RKC juga meminta pemeriksaan terhadap dokumen pencalonan, proses verifikasi, pihak yang menyerahkan dokumen, serta pihak yang melakukan verifikasi terhadap dokumen tersebut apabila ditemukan dugaan ketidaksesuaian.
Dalam suratnya, RKC merujuk antara lain pada Undang-Undang Nomor 1 Tahun 2023 tentang KUHP, khususnya Pasal 391 mengenai tindak pidana pemalsuan surat. RKC juga mencantumkan UU Nomor 7 Tahun 2017 tentang Pemilihan Umum serta peraturan KPU terkait pencalonan anggota DPR dan DPRD sebagai dasar yang dinilai relevan untuk pemeriksaan.
RKC menegaskan pengaduan tersebut disampaikan dengan tetap menghormati asas praduga tak bersalah.
“Kami menyampaikan pengaduan ini bukan untuk melakukan penghakiman atau menyimpulkan bahwa EWS telah melakukan tindak pidana dan kami menghormati asas praduga tak bersalah,” demikian pernyataan RKC dalam surat tersebut.

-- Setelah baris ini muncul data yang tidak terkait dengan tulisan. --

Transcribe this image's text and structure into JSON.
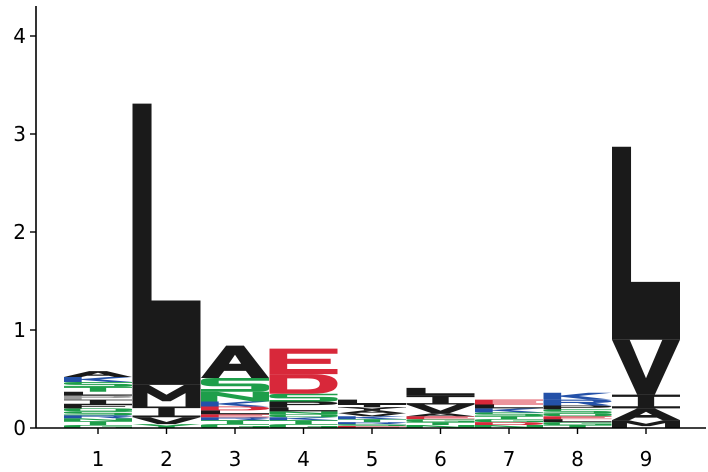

RKC berharap Polda NTB menindaklanjuti pengaduan secara profesional, objektif dan transparan. Menurut RKC, proses pemeriksaan diperlukan untuk memastikan keabsahan dokumen sekaligus memberikan kepastian hukum bagi pihak-pihak yang terkait.
Berdasarkan tanda terima laporan pengaduan, dokumen tersebut diserahkan oleh Sekretaris RKC NTB Feryal Mukmin P. dan diterima oleh Piket Siaga Direktorat Reserse Kriminal Umum Polda NTB, Brigpol Danu Akbar Aryapratama, S.H., pada 24 Agustus 2026.